Pour une mobilisation, cela en est une et on a envie de la qualifier d'historique (`La Libre´ de mardi). Il y a longtemps, très longtemps, trop longtemps, que l'on n'avait plus vu le monde de l'enseignement dépasser les frontières linguistiques et communautaires. Bien sûr, il y avait eu quelques signaux et frémissements, dans le monde syndical à propos du refinancement, dans... la dictée du Balfroid où les parents catholiques flamands du VCOV avaient spontanément offert des séjours linguistiques, dans notre série du mois de janvier sur l'apprentissage des langues, très significative et très mobilisatrice.

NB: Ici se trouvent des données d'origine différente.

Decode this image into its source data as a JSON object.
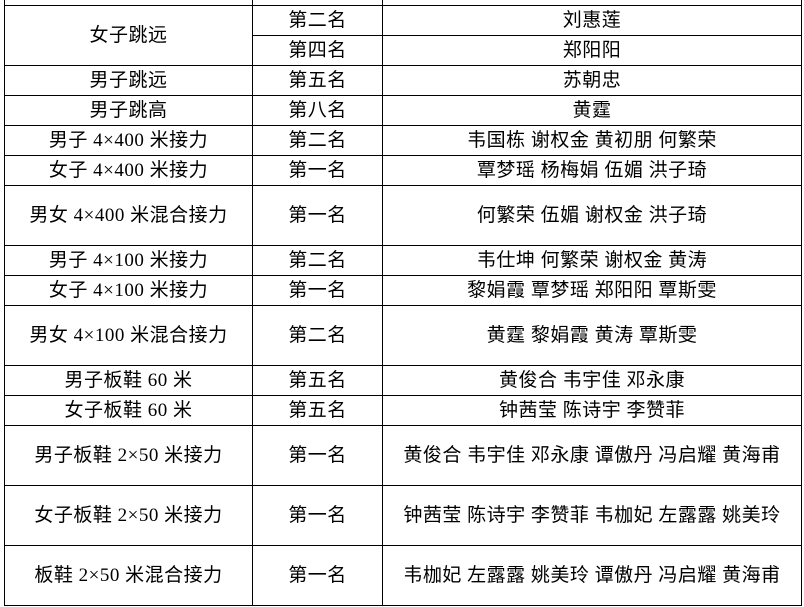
{
  "table": {
    "rows": [
      {
        "event": "女子跳远",
        "rank": "第二名",
        "athletes": "刘惠莲",
        "event_rowspan": 2
      },
      {
        "event": null,
        "rank": "第四名",
        "athletes": "郑阳阳"
      },
      {
        "event": "男子跳远",
        "rank": "第五名",
        "athletes": "苏朝忠"
      },
      {
        "event": "男子跳高",
        "rank": "第八名",
        "athletes": "黄霆"
      },
      {
        "event": "男子 4×400 米接力",
        "rank": "第二名",
        "athletes": "韦国栋  谢权金  黄初朋  何繁荣"
      },
      {
        "event": "女子 4×400 米接力",
        "rank": "第一名",
        "athletes": "覃梦瑶  杨梅娟  伍媚  洪子琦"
      },
      {
        "event": "男女 4×400 米混合接力",
        "rank": "第一名",
        "athletes": "何繁荣  伍媚  谢权金  洪子琦",
        "tall": true
      },
      {
        "event": "男子 4×100 米接力",
        "rank": "第二名",
        "athletes": "韦仕坤  何繁荣  谢权金  黄涛"
      },
      {
        "event": "女子 4×100 米接力",
        "rank": "第一名",
        "athletes": "黎娟霞  覃梦瑶  郑阳阳  覃斯雯"
      },
      {
        "event": "男女 4×100 米混合接力",
        "rank": "第二名",
        "athletes": "黄霆  黎娟霞  黄涛  覃斯雯",
        "tall": true
      },
      {
        "event": "男子板鞋 60 米",
        "rank": "第五名",
        "athletes": "黄俊合  韦宇佳  邓永康"
      },
      {
        "event": "女子板鞋 60 米",
        "rank": "第五名",
        "athletes": "钟茜莹  陈诗宇  李赞菲"
      },
      {
        "event": "男子板鞋 2×50 米接力",
        "rank": "第一名",
        "athletes": "黄俊合  韦宇佳  邓永康  谭傲丹  冯启耀  黄海甫",
        "tall": true
      },
      {
        "event": "女子板鞋 2×50 米接力",
        "rank": "第一名",
        "athletes": "钟茜莹  陈诗宇  李赞菲  韦枷妃  左露露  姚美玲",
        "tall": true
      },
      {
        "event": "板鞋 2×50 米混合接力",
        "rank": "第一名",
        "athletes": "韦枷妃  左露露  姚美玲  谭傲丹  冯启耀  黄海甫",
        "tall": true
      }
    ]
  }
}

Faut-il que le malaise - et les besoins - soient grands pour qu'on assiste à la naissance spectaculaire d'une `plate-forme belge des fédérations de parents´. `Belge´ ? Oui, vous avez bien lu: quatre associations de parents, les francophones de l'Ufapec (libre) et de la Fapeo (officiel de la Communauté et des communes) et les néerlandophones du VCOV (libre) et du communal flamand (seul le petit enseignement de la Communauté nordiste manque à l'appel) dressent le même constat (`La qualité de l'enseignement est en danger´) et en appellent aux mêmes solutions, dans le nouveau climat électoral (`Elisez des politiques qui auront le courage d'effectuer les transferts budgétaires nécessaires afin d'assurer durablement un enseignement gratuit et de qualité´). La `plate-forme´ va même plus loin, puisqu'elle invite tous les candidats au scrutin (dont certains risquent de perdre leur fond de commerce) à se déterminer vis-à-vis des revendications émises, dont le volet le plus marquant est la demande collective et conjointe d'un renversement des priorités budgétaires et des transferts: `Restreignez certaines politiques (...) afin de rattraper les retards de l'éducation´. Comment? En agissant contre la pénurie d'enseignants, en revalorisant et revalidant la qualification - et la motivation! - de ceux-ci, en prenant des mesures ad hoc de remédiation contre l'échec scolaire, en allégeant les classes surpeuplées, en ne négligeant pas le phénomène de la violence, en rénovant et construisant enfin des bâtiments trop souvent à la limite de l'insalubrité.

Passionnant, non, à quatre mois des élections fédérales, et alors que trop, beaucoup trop, de responsables politiques bloquent - après quelques premiers pas utiles, reconnaissons leur - une véritable recapitalisation de l'enseignement... sous le prétexte que ce refinancement complet est un brûlot communautaire? Vraiment? On avait déjà entendu les syndicats chrétiens du Nord et du Sud dire le contraire, voici maintenant que, massivement, les associations de parents brisent les tabous idéologiques et linguistiques et font tout simplement constater que les difficultés budgétaires qui obèrent la qualité et le vécu de l'enseignement ont les mêmes origines et les mêmes solutions quelle que soit la langue que l'on parle et enseigne. Avec les mêmes budgets? C'est évidemment LE problème: les moyens existent sans doute, mais dans des budgets fédéraux. Expérience (négative) d'un abus de communautarisation faite, va-t-on refédéraliser partiellement l'enseignement?